Submitted to: PLoS One
Publication Type: Peer reviewed journal
Publication Acceptance Date: 6/12/2012
Publication Date: 7/13/2012
Publication URL: http://handle.nal.usda.gov/10113/58750
Citation: Barthe, S., Gugerli, F., Barkley, N.L., Maggia, L., Cardi, C., Scotti, I. 2012. Always look on both sides: Phylogenetic information conveyed by simple sequence repeat allele sequences. PLoS One. 7(7):e40699. doi:10.1371/journal.pone.0040699. Interpretive Summary: Simple Sequence Repeat (SSR) markers are widely used for genetic diversity, determining relationships between individuals, and parentage analysis. There are two main models (infinite alleles and stepwise mutation) used to analyze SSR data both with different assumptions which affect the overall analysis, results, and interpretation of the data. The underlying assumptions of these models are based on how the SSR alleles are changing. Allele size alone however cannot provide any information to allow one to decipher how these repeat elements evolve and change since allele size may not always convey identical sequence content. The determination of an appropriate model can only be accomplished by sequencing the alleles and analyzing the data to discover if the mechanism of change is consistent with one model over the other. The main goal of this work was to determine which model would be most appropriate for analyzing SSR alleles in three divergent angiosperms and to model the different forms of variation detected from characterizing these SSR alleles. Additionally, homoplasy in which alleles are identical in state but not identical in content has been reported to occur in other plants and further to be a problem in SSR marker analysis. Therefore, this study aimed to determine the level of homoplasy that occurred in SSR alleles from three divergent tree genera; Citrus, Jacaranda, and Quercus.

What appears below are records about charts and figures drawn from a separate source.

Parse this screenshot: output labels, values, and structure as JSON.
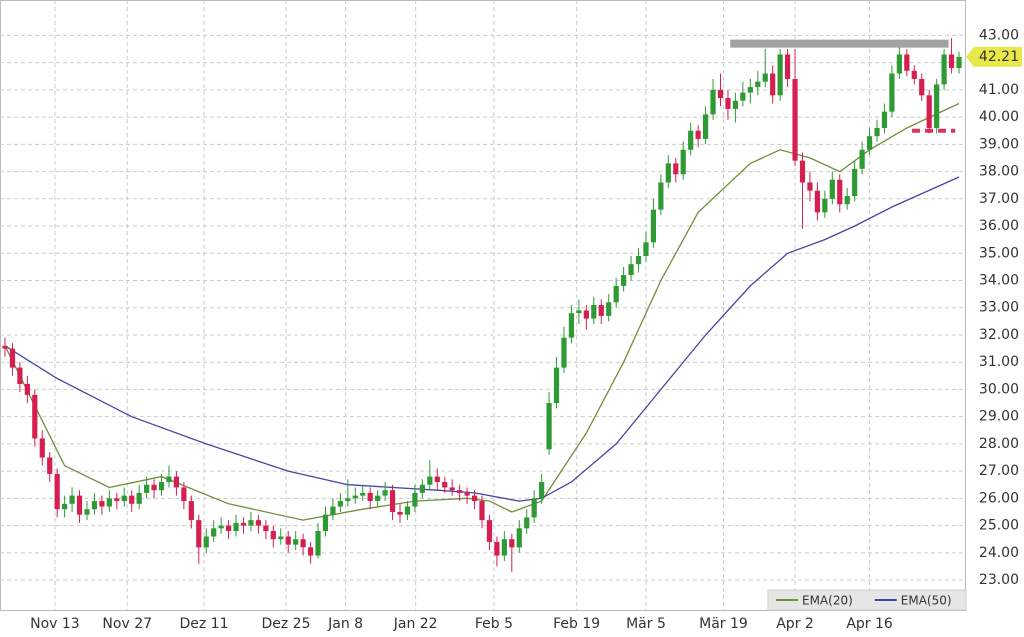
{
  "chart_data": {
    "type": "candlestick",
    "up_color": "#2f9a35",
    "down_color": "#d41f50",
    "ylim": [
      21.9,
      44.3
    ],
    "yticks": [
      {
        "value": 23,
        "label": "23.00"
      },
      {
        "value": 24,
        "label": "24.00"
      },
      {
        "value": 25,
        "label": "25.00"
      },
      {
        "value": 26,
        "label": "26.00"
      },
      {
        "value": 27,
        "label": "27.00"
      },
      {
        "value": 28,
        "label": "28.00"
      },
      {
        "value": 29,
        "label": "29.00"
      },
      {
        "value": 30,
        "label": "30.00"
      },
      {
        "value": 31,
        "label": "31.00"
      },
      {
        "value": 32,
        "label": "32.00"
      },
      {
        "value": 33,
        "label": "33.00"
      },
      {
        "value": 34,
        "label": "34.00"
      },
      {
        "value": 35,
        "label": "35.00"
      },
      {
        "value": 36,
        "label": "36.00"
      },
      {
        "value": 37,
        "label": "37.00"
      },
      {
        "value": 38,
        "label": "38.00"
      },
      {
        "value": 39,
        "label": "39.00"
      },
      {
        "value": 40,
        "label": "40.00"
      },
      {
        "value": 41,
        "label": "41.00"
      },
      {
        "value": 42,
        "label": "42.00"
      },
      {
        "value": 43,
        "label": "43.00"
      }
    ],
    "xticks": [
      {
        "value": 6.7,
        "label": "Nov 13"
      },
      {
        "value": 16.4,
        "label": "Nov 27"
      },
      {
        "value": 26.7,
        "label": "Dez 11"
      },
      {
        "value": 37.7,
        "label": "Dez 25"
      },
      {
        "value": 45.7,
        "label": "Jan 8"
      },
      {
        "value": 55.1,
        "label": "Jan 22"
      },
      {
        "value": 65.6,
        "label": "Feb 5"
      },
      {
        "value": 76.7,
        "label": "Feb 19"
      },
      {
        "value": 86,
        "label": "Mär 5"
      },
      {
        "value": 96.4,
        "label": "Mär 19"
      },
      {
        "value": 106,
        "label": "Apr 2"
      },
      {
        "value": 116,
        "label": "Apr 16"
      }
    ],
    "grid": true,
    "ohlc": [
      [
        31.6,
        31.9,
        31.2,
        31.5
      ],
      [
        31.5,
        31.7,
        30.5,
        30.8
      ],
      [
        30.8,
        31.0,
        29.9,
        30.2
      ],
      [
        30.2,
        30.5,
        29.5,
        29.8
      ],
      [
        29.8,
        30.0,
        27.9,
        28.2
      ],
      [
        28.2,
        28.5,
        27.2,
        27.5
      ],
      [
        27.5,
        27.7,
        26.6,
        26.9
      ],
      [
        26.9,
        27.1,
        25.3,
        25.6
      ],
      [
        25.6,
        26.1,
        25.3,
        25.8
      ],
      [
        25.8,
        26.4,
        25.5,
        26.1
      ],
      [
        26.1,
        26.3,
        25.1,
        25.4
      ],
      [
        25.4,
        25.9,
        25.2,
        25.6
      ],
      [
        25.6,
        26.2,
        25.4,
        25.9
      ],
      [
        25.9,
        26.1,
        25.4,
        25.7
      ],
      [
        25.7,
        26.3,
        25.5,
        26.0
      ],
      [
        26.0,
        26.2,
        25.6,
        25.9
      ],
      [
        25.9,
        26.4,
        25.7,
        26.1
      ],
      [
        26.1,
        26.3,
        25.5,
        25.8
      ],
      [
        25.8,
        26.5,
        25.6,
        26.2
      ],
      [
        26.2,
        26.8,
        26.0,
        26.5
      ],
      [
        26.5,
        26.7,
        26.0,
        26.3
      ],
      [
        26.3,
        26.9,
        26.1,
        26.6
      ],
      [
        26.6,
        27.2,
        26.4,
        26.8
      ],
      [
        26.8,
        27.0,
        26.1,
        26.4
      ],
      [
        26.4,
        26.6,
        25.6,
        25.9
      ],
      [
        25.9,
        26.1,
        24.9,
        25.2
      ],
      [
        25.2,
        25.4,
        23.6,
        24.2
      ],
      [
        24.2,
        24.9,
        24.0,
        24.6
      ],
      [
        24.6,
        25.2,
        24.4,
        24.9
      ],
      [
        24.9,
        25.3,
        24.7,
        25.0
      ],
      [
        25.0,
        25.2,
        24.5,
        24.8
      ],
      [
        24.8,
        25.4,
        24.6,
        25.1
      ],
      [
        25.1,
        25.3,
        24.7,
        25.0
      ],
      [
        25.0,
        25.5,
        24.8,
        25.2
      ],
      [
        25.2,
        25.4,
        24.7,
        25.0
      ],
      [
        25.0,
        25.2,
        24.5,
        24.8
      ],
      [
        24.8,
        25.0,
        24.2,
        24.5
      ],
      [
        24.5,
        24.9,
        24.3,
        24.6
      ],
      [
        24.6,
        24.8,
        24.0,
        24.3
      ],
      [
        24.3,
        24.8,
        24.1,
        24.5
      ],
      [
        24.5,
        24.7,
        23.9,
        24.2
      ],
      [
        24.2,
        24.4,
        23.6,
        23.9
      ],
      [
        23.9,
        25.1,
        23.8,
        24.8
      ],
      [
        24.8,
        25.7,
        24.6,
        25.4
      ],
      [
        25.4,
        26.0,
        25.2,
        25.7
      ],
      [
        25.7,
        26.2,
        25.5,
        25.9
      ],
      [
        25.9,
        26.7,
        25.7,
        26.0
      ],
      [
        26.0,
        26.4,
        25.8,
        26.1
      ],
      [
        26.1,
        26.5,
        25.9,
        26.2
      ],
      [
        26.2,
        26.4,
        25.6,
        25.9
      ],
      [
        25.9,
        26.3,
        25.7,
        26.1
      ],
      [
        26.1,
        26.6,
        25.9,
        26.3
      ],
      [
        26.3,
        26.5,
        25.2,
        25.5
      ],
      [
        25.5,
        25.8,
        25.1,
        25.4
      ],
      [
        25.4,
        25.9,
        25.2,
        25.7
      ],
      [
        25.7,
        26.5,
        25.5,
        26.2
      ],
      [
        26.2,
        26.7,
        26.0,
        26.5
      ],
      [
        26.5,
        27.4,
        26.3,
        26.8
      ],
      [
        26.8,
        27.1,
        26.3,
        26.6
      ],
      [
        26.6,
        26.8,
        26.2,
        26.4
      ],
      [
        26.4,
        26.7,
        26.1,
        26.3
      ],
      [
        26.3,
        26.5,
        25.9,
        26.2
      ],
      [
        26.2,
        26.4,
        25.8,
        26.1
      ],
      [
        26.1,
        26.3,
        25.6,
        25.9
      ],
      [
        25.9,
        26.1,
        24.9,
        25.2
      ],
      [
        25.2,
        25.4,
        24.1,
        24.4
      ],
      [
        24.4,
        24.6,
        23.5,
        23.9
      ],
      [
        23.9,
        24.8,
        23.7,
        24.5
      ],
      [
        24.5,
        24.7,
        23.3,
        24.2
      ],
      [
        24.2,
        25.2,
        24.0,
        24.9
      ],
      [
        24.9,
        25.6,
        24.7,
        25.3
      ],
      [
        25.3,
        26.3,
        25.1,
        26.0
      ],
      [
        26.0,
        26.9,
        25.8,
        26.6
      ],
      [
        27.8,
        29.9,
        27.6,
        29.5
      ],
      [
        29.5,
        31.2,
        29.3,
        30.8
      ],
      [
        30.8,
        32.3,
        30.6,
        31.9
      ],
      [
        31.9,
        33.1,
        31.7,
        32.8
      ],
      [
        32.8,
        33.3,
        32.4,
        32.9
      ],
      [
        32.9,
        33.1,
        32.2,
        32.6
      ],
      [
        32.6,
        33.4,
        32.4,
        33.1
      ],
      [
        33.1,
        33.3,
        32.4,
        32.7
      ],
      [
        32.7,
        33.5,
        32.5,
        33.2
      ],
      [
        33.2,
        34.1,
        33.0,
        33.8
      ],
      [
        33.8,
        34.5,
        33.6,
        34.2
      ],
      [
        34.2,
        34.9,
        34.0,
        34.6
      ],
      [
        34.6,
        35.2,
        34.3,
        34.9
      ],
      [
        34.9,
        35.8,
        34.7,
        35.4
      ],
      [
        35.4,
        37.0,
        35.2,
        36.6
      ],
      [
        36.6,
        37.9,
        36.4,
        37.6
      ],
      [
        37.6,
        38.6,
        37.4,
        38.3
      ],
      [
        38.3,
        38.5,
        37.6,
        37.9
      ],
      [
        37.9,
        39.1,
        37.7,
        38.8
      ],
      [
        38.8,
        39.8,
        38.6,
        39.5
      ],
      [
        39.5,
        39.7,
        38.9,
        39.2
      ],
      [
        39.2,
        40.4,
        39.0,
        40.1
      ],
      [
        40.1,
        41.4,
        39.9,
        41.0
      ],
      [
        41.0,
        41.6,
        40.4,
        40.7
      ],
      [
        40.7,
        41.0,
        39.9,
        40.3
      ],
      [
        40.3,
        40.9,
        39.8,
        40.6
      ],
      [
        40.6,
        41.3,
        40.4,
        40.9
      ],
      [
        40.9,
        41.4,
        40.5,
        41.1
      ],
      [
        41.1,
        41.7,
        40.8,
        41.3
      ],
      [
        41.3,
        42.5,
        41.1,
        41.6
      ],
      [
        41.6,
        41.9,
        40.5,
        40.8
      ],
      [
        40.8,
        42.5,
        40.6,
        42.3
      ],
      [
        42.3,
        42.5,
        41.1,
        41.4
      ],
      [
        41.4,
        42.5,
        38.2,
        38.4
      ],
      [
        38.4,
        38.7,
        35.9,
        37.6
      ],
      [
        37.6,
        38.0,
        36.9,
        37.3
      ],
      [
        37.3,
        37.6,
        36.2,
        36.5
      ],
      [
        36.5,
        37.3,
        36.3,
        37.0
      ],
      [
        37.0,
        38.0,
        36.8,
        37.7
      ],
      [
        37.7,
        37.9,
        36.5,
        36.8
      ],
      [
        36.8,
        37.4,
        36.6,
        37.1
      ],
      [
        37.1,
        38.4,
        36.9,
        38.1
      ],
      [
        38.1,
        39.1,
        37.9,
        38.8
      ],
      [
        38.8,
        39.6,
        38.6,
        39.3
      ],
      [
        39.3,
        39.9,
        39.1,
        39.6
      ],
      [
        39.6,
        40.5,
        39.4,
        40.2
      ],
      [
        40.2,
        41.9,
        40.0,
        41.6
      ],
      [
        41.6,
        42.6,
        41.4,
        42.3
      ],
      [
        42.3,
        42.5,
        41.5,
        41.7
      ],
      [
        41.7,
        41.9,
        41.2,
        41.4
      ],
      [
        41.4,
        41.6,
        40.6,
        40.8
      ],
      [
        40.8,
        41.0,
        39.4,
        39.6
      ],
      [
        39.6,
        41.4,
        39.4,
        41.2
      ],
      [
        41.2,
        42.5,
        41.0,
        42.3
      ],
      [
        42.3,
        42.9,
        41.6,
        41.8
      ],
      [
        41.8,
        42.4,
        41.6,
        42.21
      ]
    ],
    "series": [
      {
        "name": "EMA(20)",
        "color": "#6f8f3a",
        "x": [
          0,
          8,
          14,
          21,
          30,
          40,
          48,
          55,
          62,
          65,
          68,
          72,
          78,
          83,
          88,
          93,
          100,
          104,
          108,
          112,
          116,
          121,
          128
        ],
        "values": [
          31.6,
          27.2,
          26.4,
          26.8,
          25.8,
          25.2,
          25.6,
          25.9,
          26.0,
          25.9,
          25.5,
          25.9,
          28.4,
          31.0,
          34.0,
          36.5,
          38.3,
          38.8,
          38.5,
          38.0,
          38.8,
          39.6,
          40.5
        ]
      },
      {
        "name": "EMA(50)",
        "color": "#4545a5",
        "x": [
          0,
          7,
          17,
          27,
          38,
          46,
          58,
          63,
          69,
          72,
          76,
          82,
          88,
          94,
          100,
          105,
          110,
          114,
          119,
          128
        ],
        "values": [
          31.6,
          30.4,
          29.0,
          28.0,
          27.0,
          26.5,
          26.3,
          26.2,
          25.9,
          26.0,
          26.6,
          28.0,
          30.0,
          32.0,
          33.8,
          35.0,
          35.5,
          36.0,
          36.7,
          37.8
        ]
      }
    ],
    "annotations": [
      {
        "value": 42.7,
        "from": 97.3,
        "to": 126.6,
        "color": "#999999",
        "style": "solid"
      },
      {
        "value": 39.5,
        "from": 121.7,
        "to": 127.5,
        "color": "#d41f50",
        "style": "dashed"
      }
    ]
  }
}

Technical Abstract: Simple sequence repeat (SSR) markers are widely used tools for inferences about genetic diversity, phylogeography and spatial genetic structure. Their applications assume that variation among alleles is essentially caused by an expansion or contraction of the number of repeats and that, accessorily, mutations in the target sequences follow the stepwise mutation model (SMM). Generally speaking, PCR amplicon sizes are used as direct indicators of the number of SSR repeats composing an allele with the data analysis either ignoring the extent of allele size differences or assuming that there is a direct correlation between differences in amplicon size and evolutionary distance. However, without precisely knowing the kind and distribution of polymorphism within an allele (SSR and the associated flanking region (FR) sequences), it is hard to say what kind of evolutionary message is conveyed by such a synthetic descriptor of polymorphism as DNA amplicon size. In this study, we sequenced several SSR alleles in multiple populations of three divergent tree genera and disentangled the types of polymorphisms contained in each portion of the DNA amplicon containing an SSR. The patterns of diversity provided by amplicon size variation, SSR variation itself, insertions/deletions (indels), and single nucleotide polymorphisms (SNPs) observed in the FRs were compared. The amount of variation was as large in FRs as in the SSR itself. The former contributed significantly to the phylogenetic information and sometimes was the main source of differentiation among individuals and populations detected by SSR markers. The presence of mutations occurring at different rates within a marker's sequence offers the opportunity to analyse evolutionary events occurring on various timescales, but at the same time calls for caution in the interpretation of SSR marker data when the distribution of within-locus polymorphism is not known.